Home Sports Bukan sekedar taktik – senjata rahasia Hansi Flick dalam mencari kesuksesan di...

Bukan sekedar taktik – senjata rahasia Hansi Flick dalam mencari kesuksesan di Barcelona

5
0


Hansi Flick menempatkan keseimbangan emosional sebagai inti proyeknya di Barcelona, ​​​​sebuah strategi yang harus menjadi arahan tim di fase krusial musim ini.

Menurut jurnalis Cristina Cubero di Mundo Deportivo, pelatih Barcelona telah menegaskan bahwa mentalitas, kesatuan, dan kesejahteraan emosional sama pentingnya dengan persiapan taktis.

Pendekatan ini tercermin dalam beberapa keputusan penting yang diambil dalam beberapa hari terakhir.

Apa ceritanya?

Salah satu contoh yang paling menonjol adalah penanganan Raphinha dalam pemulihan cederanya.

Alih-alih mempertahankan sang pemain sayap di lingkungan klub yang dikontrol ketat, Barcelona malah mengizinkannya kembali ke Brasil untuk memulihkan diri bersama keluarganya.

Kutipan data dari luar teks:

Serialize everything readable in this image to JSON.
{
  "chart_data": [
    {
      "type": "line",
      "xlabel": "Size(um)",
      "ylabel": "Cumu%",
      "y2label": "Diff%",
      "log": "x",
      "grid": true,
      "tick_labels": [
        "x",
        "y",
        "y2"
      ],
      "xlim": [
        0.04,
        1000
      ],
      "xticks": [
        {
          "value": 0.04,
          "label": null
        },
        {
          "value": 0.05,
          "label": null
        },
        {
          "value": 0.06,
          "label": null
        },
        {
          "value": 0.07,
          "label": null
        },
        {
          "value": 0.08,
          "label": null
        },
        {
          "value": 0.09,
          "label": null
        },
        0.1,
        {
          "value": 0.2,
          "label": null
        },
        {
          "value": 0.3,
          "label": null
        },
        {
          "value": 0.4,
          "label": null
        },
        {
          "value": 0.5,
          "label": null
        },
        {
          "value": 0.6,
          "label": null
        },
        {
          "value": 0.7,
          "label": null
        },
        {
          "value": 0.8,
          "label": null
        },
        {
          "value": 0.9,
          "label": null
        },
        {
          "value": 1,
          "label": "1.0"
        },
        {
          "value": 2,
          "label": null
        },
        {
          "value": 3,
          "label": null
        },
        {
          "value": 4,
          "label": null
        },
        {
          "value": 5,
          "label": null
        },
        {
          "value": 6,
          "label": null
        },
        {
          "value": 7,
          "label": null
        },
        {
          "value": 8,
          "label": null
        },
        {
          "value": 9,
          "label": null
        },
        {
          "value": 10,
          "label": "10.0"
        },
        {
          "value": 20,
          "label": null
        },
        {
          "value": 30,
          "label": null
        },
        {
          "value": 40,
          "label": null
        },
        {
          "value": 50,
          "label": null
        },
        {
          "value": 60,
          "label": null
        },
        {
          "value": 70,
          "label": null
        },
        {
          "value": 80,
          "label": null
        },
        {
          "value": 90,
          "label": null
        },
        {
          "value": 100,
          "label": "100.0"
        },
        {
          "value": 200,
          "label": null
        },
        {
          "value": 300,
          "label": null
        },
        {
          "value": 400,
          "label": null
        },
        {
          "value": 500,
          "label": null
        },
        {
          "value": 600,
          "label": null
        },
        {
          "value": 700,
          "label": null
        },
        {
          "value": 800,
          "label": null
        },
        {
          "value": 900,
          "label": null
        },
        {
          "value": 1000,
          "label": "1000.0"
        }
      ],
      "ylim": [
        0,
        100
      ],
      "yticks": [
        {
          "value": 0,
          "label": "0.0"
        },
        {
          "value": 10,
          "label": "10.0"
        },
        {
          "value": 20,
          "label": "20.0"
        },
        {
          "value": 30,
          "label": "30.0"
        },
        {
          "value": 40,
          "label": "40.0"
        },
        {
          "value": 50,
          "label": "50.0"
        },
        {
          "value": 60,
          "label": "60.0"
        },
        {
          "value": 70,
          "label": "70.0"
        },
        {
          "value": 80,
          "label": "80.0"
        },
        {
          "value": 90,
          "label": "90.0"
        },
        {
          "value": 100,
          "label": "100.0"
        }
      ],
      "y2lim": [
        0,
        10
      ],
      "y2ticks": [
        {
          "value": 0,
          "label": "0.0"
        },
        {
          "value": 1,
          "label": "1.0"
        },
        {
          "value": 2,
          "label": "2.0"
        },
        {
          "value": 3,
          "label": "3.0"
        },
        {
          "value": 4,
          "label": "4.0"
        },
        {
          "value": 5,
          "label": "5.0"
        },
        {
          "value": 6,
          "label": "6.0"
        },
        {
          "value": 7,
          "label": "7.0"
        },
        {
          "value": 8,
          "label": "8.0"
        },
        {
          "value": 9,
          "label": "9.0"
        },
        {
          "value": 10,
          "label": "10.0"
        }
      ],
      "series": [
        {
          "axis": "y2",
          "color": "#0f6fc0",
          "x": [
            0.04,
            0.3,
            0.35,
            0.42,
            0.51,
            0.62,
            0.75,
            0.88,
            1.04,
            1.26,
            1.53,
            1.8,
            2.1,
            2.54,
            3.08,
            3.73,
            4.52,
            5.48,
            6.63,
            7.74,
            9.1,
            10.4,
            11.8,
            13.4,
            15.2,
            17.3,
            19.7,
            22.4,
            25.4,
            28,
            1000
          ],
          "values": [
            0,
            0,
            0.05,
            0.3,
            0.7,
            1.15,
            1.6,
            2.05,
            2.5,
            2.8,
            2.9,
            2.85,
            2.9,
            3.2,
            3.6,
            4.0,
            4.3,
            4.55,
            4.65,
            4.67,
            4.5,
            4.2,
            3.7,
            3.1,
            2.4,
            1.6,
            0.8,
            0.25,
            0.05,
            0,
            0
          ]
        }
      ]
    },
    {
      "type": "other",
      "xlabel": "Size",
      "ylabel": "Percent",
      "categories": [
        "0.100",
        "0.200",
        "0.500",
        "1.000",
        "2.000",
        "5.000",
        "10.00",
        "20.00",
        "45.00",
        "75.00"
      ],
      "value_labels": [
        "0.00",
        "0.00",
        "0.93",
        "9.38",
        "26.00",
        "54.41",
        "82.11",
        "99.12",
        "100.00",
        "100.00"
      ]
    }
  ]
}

Keputusan tersebut tidak semata-mata bersifat medis. Sebaliknya, itu adalah langkah yang disengaja yang dirancang untuk memastikan pemain tetap kuat secara mental pada saat-saat kritis dalam kampanye.

Pilihan ini menjelaskan bahwa pemain dihargai di ruang ganti sebagai individu dan bukan hanya sebagai pemain.

Flick ingin para pemainnya kuat secara emosional. (Foto oleh Gabriel Kuchta/Getty Images)

Ke depan, dengan pertandingan-pertandingan bertekanan tinggi di depan, termasuk hat-trick krusial melawan Atletico Madrid, Flick jelas memprioritaskan stabilitas emosional sebagai faktor kunci dalam menjaga tingkat performa.

Insiden Lamine Yamal

Sinyal kuat lainnya datang dari dukungan publiknya terhadap Lamine Yamal.

Striker muda ini baru-baru ini menjadi pusat diskusi tentang pelecehan rasis selama tugas internasionalnya bersama Spanyol dan Flick tidak ragu untuk mendukungnya.

Dengan mendukung Yamal secara terbuka dan mengakui reaksinya, manajer memperkuat budaya perlindungan dan persatuan dalam tim.

Kehadiran Flick pada pertandingan tim wanita Barcelona juga mencerminkan visinya.

Sederhananya, ini bukan sekedar menunjukkan dukungan, tapi juga merangkul identitas klub yang lebih luas.